Anais da VI Reunião de Antropologia da Ciência e Tecnologia - ISSN: 2358-5684 94


O drama

Miguel, filho de Seu Manoel, meu principal informante e anfitrião durante todo período da
pesquisa de campo em Urucuia/MG, foi picado por uma cobra jararaca quando ainda era menino.
Num fim de tarde, por volta de 1975, trabalhava mais seu pai numa roça de mandioca. Miguel calçava
apenas um par de “chinelas” quando bateu a enxada num tufo de mato. Imediatamente, sentiu a
pontada (“bem no dedão do pé”) da mordida da serpente que estava escondida embaixo das folhas
grossas de uma macambira (Bromelia laciniosa). Num primeiro momento, Miguel nem sabia o que
o havia atingido (pensou ser espinho), até enxergar o rabo da cobra sumindo entre os ramos
espalhados pelo chão. Avisado pelo filho, Manoel procurou, avistou, identificou e matou a serpente
com uma foice. A “ofensa”, “por sorte”, foi “pouca”; apenas uma presa da jararaca acertou o dedão
do pé direito de Miguel. Além disso, ao que parece, a picada não foi tão profunda, impedindo que o
animal inoculasse grande quantidade de veneno no corpo de sua vítima. A dor da mordida, no entanto,
não deixou de ser intensa, e aumentava rapidamente. Um edema, que logo ganharia proporções ainda
maiores, apareceu. “Um roxão, assim, que depois pegou a perna inteira”, comentava Miguel.

O menino foi deixado em casa, aos cuidados da mãe e de parentes próximos, enquanto seu pai
seguiu em direção à Fazenda Gameleira para arranjar soro antiofídico junto ao velho Cavalcanti,
grande criador de gado da região. Na Urucuia de então, à época apenas uma localidade longínqua do
município de São Francisco, distante quase cem quilômetros da sede, apenas o fazendeiro possuía o
antídoto adequado nas proximidades. No entanto, o velho Cavalcanti recusou-se a ceder o soro,
mesmo diante dos pedidos de Manoel. “Ele não queria dar. Só vender”, dizia o pai, “E meu dinheiro
era pouco”. Manoel seguiu, então, em busca de um “rezador de cobra”, especialista local no
tratamento contra picadas de serpentes. A personagem, como todo urucuiano sabe, nunca pede
dinheiro pelos seus serviços. Solicitado, iniciou prontamente os trabalhos. O tratamento receitado
consistia na realização de preces dedicadas a diversos santos, principalmente São Bento, e na
administração de remédios específicos, com destaque para uma bebida feita da mistura de querosene
e cachaça.
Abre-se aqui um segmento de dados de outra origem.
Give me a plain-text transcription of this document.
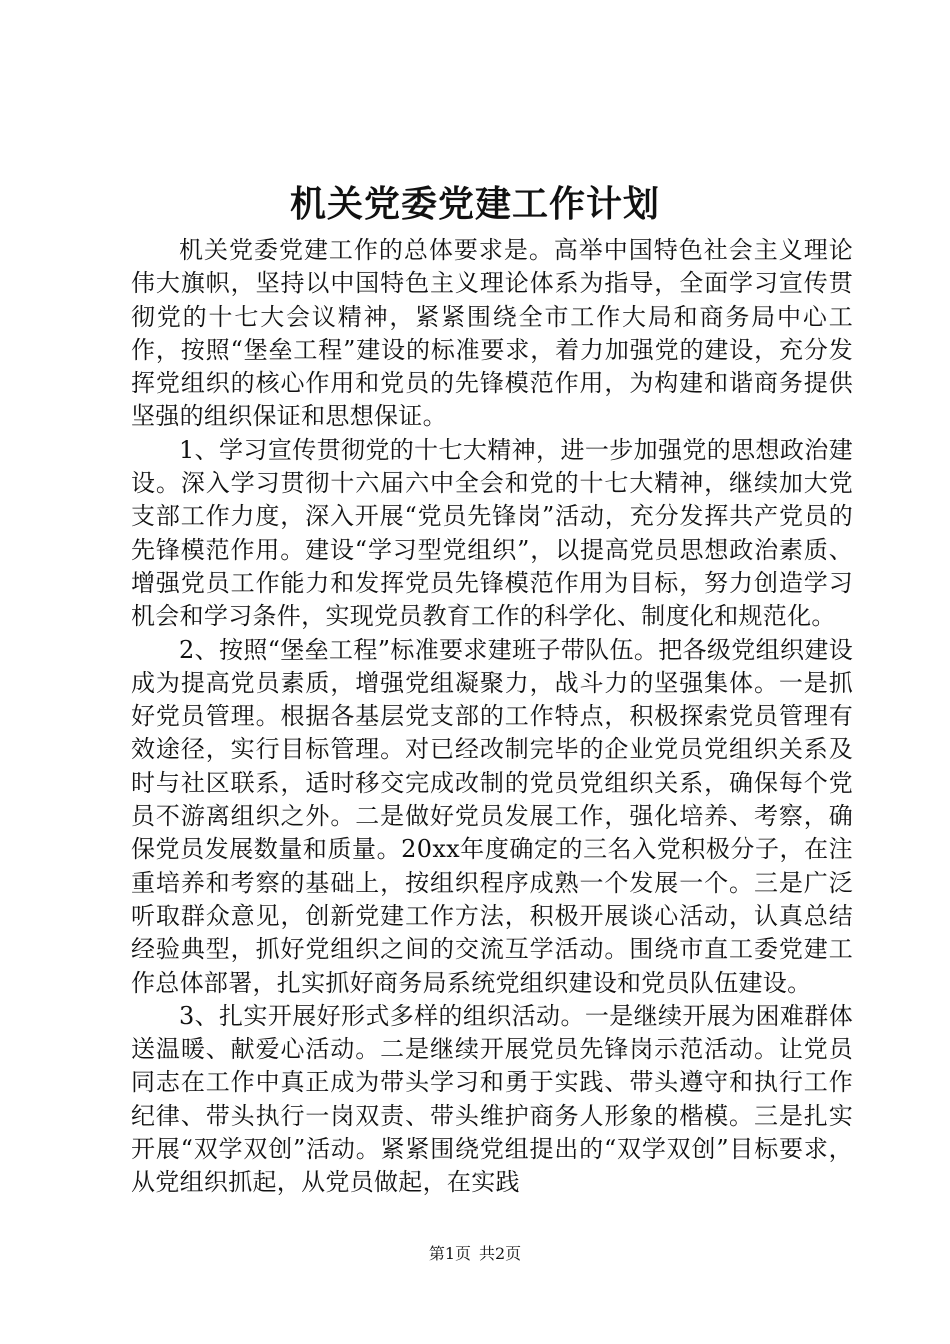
机关党委党建工作计划

机关党委党建工作的总体要求是。高举中国特色社会主义理论伟大旗帜，坚持以中国特色主义理论体系为指导，全面学习宣传贯彻党的十七大会议精神，紧紧围绕全市工作大局和商务局中心工作，按照“堡垒工程”建设的标准要求，着力加强党的建设，充分发挥党组织的核心作用和党员的先锋模范作用，为构建和谐商务提供坚强的组织保证和思想保证。

1、学习宣传贯彻党的十七大精神，进一步加强党的思想政治建设。深入学习贯彻十六届六中全会和党的十七大精神，继续加大党支部工作力度，深入开展“党员先锋岗”活动，充分发挥共产党员的先锋模范作用。建设“学习型党组织”，以提高党员思想政治素质、增强党员工作能力和发挥党员先锋模范作用为目标，努力创造学习机会和学习条件，实现党员教育工作的科学化、制度化和规范化。

2、按照“堡垒工程”标准要求建班子带队伍。把各级党组织建设成为提高党员素质，增强党组凝聚力，战斗力的坚强集体。一是抓好党员管理。根据各基层党支部的工作特点，积极探索党员管理有效途径，实行目标管理。对已经改制完毕的企业党员党组织关系及时与社区联系，适时移交完成改制的党员党组织关系，确保每个党员不游离组织之外。二是做好党员发展工作，强化培养、考察，确保党员发展数量和质量。20xx年度确定的三名入党积极分子，在注重培养和考察的基础上，按组织程序成熟一个发展一个。三是广泛听取群众意见，创新党建工作方法，积极开展谈心活动，认真总结经验典型，抓好党组织之间的交流互学活动。围绕市直工委党建工作总体部署，扎实抓好商务局系统党组织建设和党员队伍建设。

3、扎实开展好形式多样的组织活动。一是继续开展为困难群体送温暖、献爱心活动。二是继续开展党员先锋岗示范活动。让党员同志在工作中真正成为带头学习和勇于实践、带头遵守和执行工作纪律、带头执行一岗双责、带头维护商务人形象的楷模。三是扎实开展“双学双创”活动。紧紧围绕党组提出的“双学双创”目标要求，从党组织抓起，从党员做起，在实践

第1页 共2页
Ao longo das semanas, a perna de Miguel “inchou”, “roxeou”; ele sangrava pelas gengivas
e pela urina. A dor parecia insuportável. Durante o tratamento, seus pais e demais familiares temeram
por sua vida. No entanto, o corpo do menino de 13 anos reagiu bem. “Passado mais de mês” depois
da picada, ele estava totalmente curado. “Graças a Deus”, concluem pai e filho.

Anais da VI Reunião de Antropologia da Ciência e Tecnologia - ISSN: 2358-5684 95


Em Urucuia, os relatos daquilo que profissionais da medicina, zoólogos e herpetólogos
denominam “acidentes ofídicos” – ou seja, ataques de serpentes peçonhentas a seres humanos –
conferem ao eventos caráter dramático. Dramático não apenas porque os “causos” fazem referência
a acontecimentos que irrompem sem aviso prévio, chacoalhando o cotidiano das pessoas para colocar
suas vidas em risco. O drama, para usar a terminologia de Victor Turner (1957), também é uma
espécie de evento liminar que põe em evidência alguns dos principais traços constitutivos dos
coletivos humanos, de outra forma “escondidos” ao longo do seu dia a dia. O enquadramento proposto
pelo drama orienta movimentos em prol da resolução de conflitos ou desemboca em verdadeiras
irrupções. O acidente de Miguel – dentre outros - foi dramático porque, além de perigoso, mobilizou
santos, pessoas, coletividades inteiras em torno de um acontecimento extraordinário. Familiares e
parentes vieram socorrer; um fazendeiro de renome foi procurado; santos e seus intermediários
terrenos foram acionados. Durante seus momentos mais liminares, auxílios mútuos, preocupações,
vigílias, remédios, serviços mágicos e religiosos, entre outras coisas, circulavam em decorrência de
um encontro não planejado com uma cobra. Mais do que mero acidente de ordem fisiológica ou
biológica, a picada adquiriu status de autêntico fato social total (Mauss, 2003).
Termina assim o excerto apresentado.